Ministerie van Economische Zaken
Berichtnaam: Persbericht
Nummer: 067
Datum: 09-05-2001
AANSLUITING OP HET AARDGASNET
Het lid van de Tweede Kamer Van Gent (GroenLinks) heeft aan de ministers
van Economische Zaken, van Volkshuisvesting, Ruimtelijke Ordening en
Milieubeheer, van Sociale Zaken en Werkgelegenheid en de staatssecretaris
van Financien op 7 februari 2001 de volgende schriftelijke vragen gesteld.
1 Hoeveel burgers zijn in Nederland niet aangesloten op het aardgasnet?
Is dit aantal de afgelopen jaren afgenomen of toegenomen?
2 Wie is verantwoordelijk voor de keuze of huizen in het buitengebied,
zijn of worden aangesloten op het aardgasnet?
3 Kunt u een inschatting maken van de meerkosten voor een huishouden dat
voor de warmte afhankelijk is van propaangas? Hoe verandert dit door de
fiscale wetgeving die op 1 januari jongstleden in werking is getreden?
4 Zijn er compensatieregelingen voor deze mensen beschikbaar? Zo ja,
welke? Zo neen, waarom niet?
De minister van Economische Zaken, A. Jorritsma-Lebbink, heeft deze vragen
mede namens de minister van Volkshuisvesting, Ruimtelijke Ordening en
Milieubeheer,
de minister van Sociale Zaken en Werkgelegenheid en de staatssecretaris
van Financien als volgt beantwoord.
1 Exacte cijfers van burgers die niet zijn aangesloten op het aardgasnet
worden niet bijgehouden. Volgens inschattingen is ongeveer 4 % van de
burgers niet aangesloten op het aardgasnet. In dit percentage zijn ook de
aansluitingen op het warmtenet begrepen. Met name voor VINEX
nieuwbouwlocaties wordt door de gemeente een keuze gemaakt of huizen
worden aangesloten op het warmtenet of op het aardgasnet. Op 1 mei a.s.
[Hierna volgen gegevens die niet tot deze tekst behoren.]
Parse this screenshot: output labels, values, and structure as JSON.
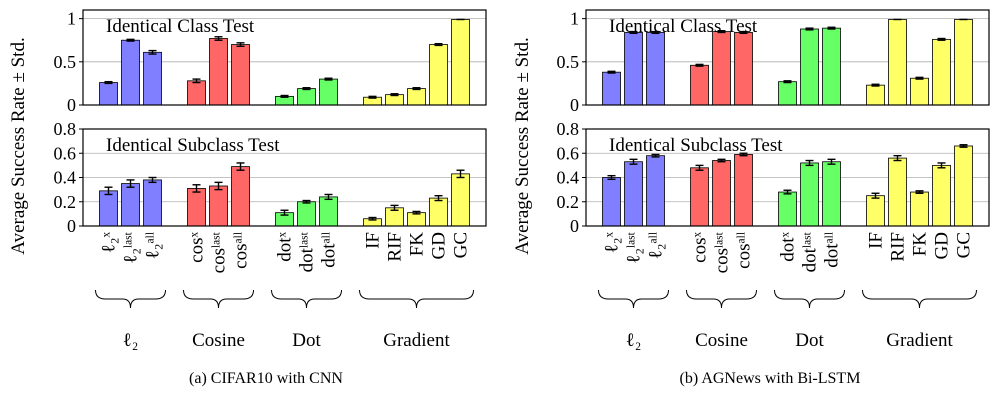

zal het besluit aanleg infrastructuur van kracht worden. Dit geeft
gemeenten de keuze welke infrastructuur economisch optimaal aangelegd kan
worden. Rekening houdend met de aansluitingen op het warmtenet resteren
ongeveer 40.000 burgers die noch op het aardgasnet noch op het warmtenet
zijn aangesloten. Dit aantal is de laatste jaren nauwelijks gewijzigd.
2 Aan burgers is de vrijheid gegeven een keuze te maken of men
aangesloten wordt op het aardgasnet. De kosten voor een burger voor een
aansluiting op het gasnet bestaan uit een eenmalige bijdrage en een vast
bedrag per jaar. In deze kosten is een aansluitleiding van 25 meter
begrepen. In het geval een langere aansluitleiding noodzakelijk is worden
de kosten hiervoor apart in rekening gebracht.
3 Ik wil hierbij opmerken dat er geen aanleiding is om een vergelijking
te maken tussen de aardgasprijs en de prijs van propaangas, omdat er geen
koppeling bestaat tussen de prijs van beide producten. Burgers die niet
zijn aangesloten op het aardgasnet kunnen kiezen uit enkele alternatieve
energiedragers, waaronder propaangas en huisbrandolie. De aardgasprijs
voor kleinverbruik is gekoppeld aan de prijs van huisbrandolie, dat gezien
wordt als het naastgelegen alternatief voor aardgas voor deze groep
afnemers. Wanneer burgers kiezen voor een andere energiedrager dan
huisbrandolie is dat hun goed recht.
4 Er zijn geen compensatieregelingen beschikbaar. Voor geen van de
alternatieve energiedragers van aardgas zijn er compensatieregelingen voor
mogelijke prijsverschillen. Een compensatieregeling lijkt ook niet
noodzakelijk, gegeven de koppeling van de prijs van aardgas aan die van
huisbrandolie. Bovendien kan de burger zelf kiezen om al dan niet een
aansluiting op het aardgasnet te nemen. Daarnaast geldt dat een
compensatieregeling een verstoring van de markt oplevert.